Running with Redshift
redshift
aws
r
aws
]
While working with some tables in Redshift, I was getting frustrated: “I wish I could just drag all this into R on my laptop, but I probably don’t have enough memory!” A devlish grin: “Or do I?”
I had crashed R before trying to pull in too much data, so I was in a phase trying to learn to do anything and everything in pure Redshift/SQL. But, ugh, I longed for my R.
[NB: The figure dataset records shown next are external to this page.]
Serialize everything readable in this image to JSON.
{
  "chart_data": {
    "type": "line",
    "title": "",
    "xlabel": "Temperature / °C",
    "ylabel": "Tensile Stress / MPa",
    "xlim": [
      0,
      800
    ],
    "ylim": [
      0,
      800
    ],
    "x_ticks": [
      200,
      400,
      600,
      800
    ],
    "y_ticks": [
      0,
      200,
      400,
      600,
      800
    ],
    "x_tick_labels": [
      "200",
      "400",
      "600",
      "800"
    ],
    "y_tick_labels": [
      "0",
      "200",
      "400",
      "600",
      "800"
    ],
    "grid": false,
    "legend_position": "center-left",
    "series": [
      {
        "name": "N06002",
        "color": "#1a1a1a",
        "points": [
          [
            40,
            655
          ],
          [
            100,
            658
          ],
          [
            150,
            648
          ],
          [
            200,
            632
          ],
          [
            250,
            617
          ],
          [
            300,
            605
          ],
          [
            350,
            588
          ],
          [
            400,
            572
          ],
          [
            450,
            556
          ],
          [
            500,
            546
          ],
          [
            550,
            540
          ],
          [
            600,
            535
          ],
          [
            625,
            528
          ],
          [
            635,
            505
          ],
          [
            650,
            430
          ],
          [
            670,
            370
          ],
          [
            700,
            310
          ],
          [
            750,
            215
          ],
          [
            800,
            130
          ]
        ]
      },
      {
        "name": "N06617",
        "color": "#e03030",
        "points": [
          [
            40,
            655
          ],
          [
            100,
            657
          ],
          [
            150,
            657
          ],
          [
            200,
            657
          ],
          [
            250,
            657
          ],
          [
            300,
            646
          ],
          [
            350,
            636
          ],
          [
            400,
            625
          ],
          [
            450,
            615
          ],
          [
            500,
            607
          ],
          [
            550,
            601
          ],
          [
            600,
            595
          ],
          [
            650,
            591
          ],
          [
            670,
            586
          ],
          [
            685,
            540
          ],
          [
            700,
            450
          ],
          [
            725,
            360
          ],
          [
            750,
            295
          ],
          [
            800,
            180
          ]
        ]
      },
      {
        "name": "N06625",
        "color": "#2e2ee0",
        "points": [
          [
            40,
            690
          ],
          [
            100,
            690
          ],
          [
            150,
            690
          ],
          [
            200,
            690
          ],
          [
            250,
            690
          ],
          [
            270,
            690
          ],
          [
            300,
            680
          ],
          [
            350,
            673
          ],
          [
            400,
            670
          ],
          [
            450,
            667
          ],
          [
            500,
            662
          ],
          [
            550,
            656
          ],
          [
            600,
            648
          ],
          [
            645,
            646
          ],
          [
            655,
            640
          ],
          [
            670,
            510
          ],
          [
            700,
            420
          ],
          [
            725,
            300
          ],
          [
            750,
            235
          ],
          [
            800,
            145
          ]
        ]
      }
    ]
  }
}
I had 89 data windows, each with just under 260k rows. That’s an upper bound of 23M row (for simplicity and to be cautious). I then multiplied that by the number of columns (15), and the number of bytes (8) per 64-bit entry (assuming this was true for all entries):
rows = 23e6
cols = 15
bytes = 8
rows*cols*bytes # ~= 2.8 GB
I had 6GB of RAM, so this might be an ok pull.
But first I did a sanity check using R’s {pryr} library to get the size of one of the data windows.
dw_size = pryr::object_size(one_data_window) # ~32.8 MB
Multiply that by 89 data windows and you get ~2.9 GB. So my estimate was not far off!
Should be good to go, right?!
Wrong. Turns out I didn’t account for … something or another! Though I could get the data onto my computer, when I tried to do something with it, the computer came to a crawl for about 10 minutess or so before I finally halted the process b/c memory was capped.
Had to suck it up and figure out the Redshift way, and I’m glad I did. The equivalent computation in Redshift cut down the processing time to less than a minute!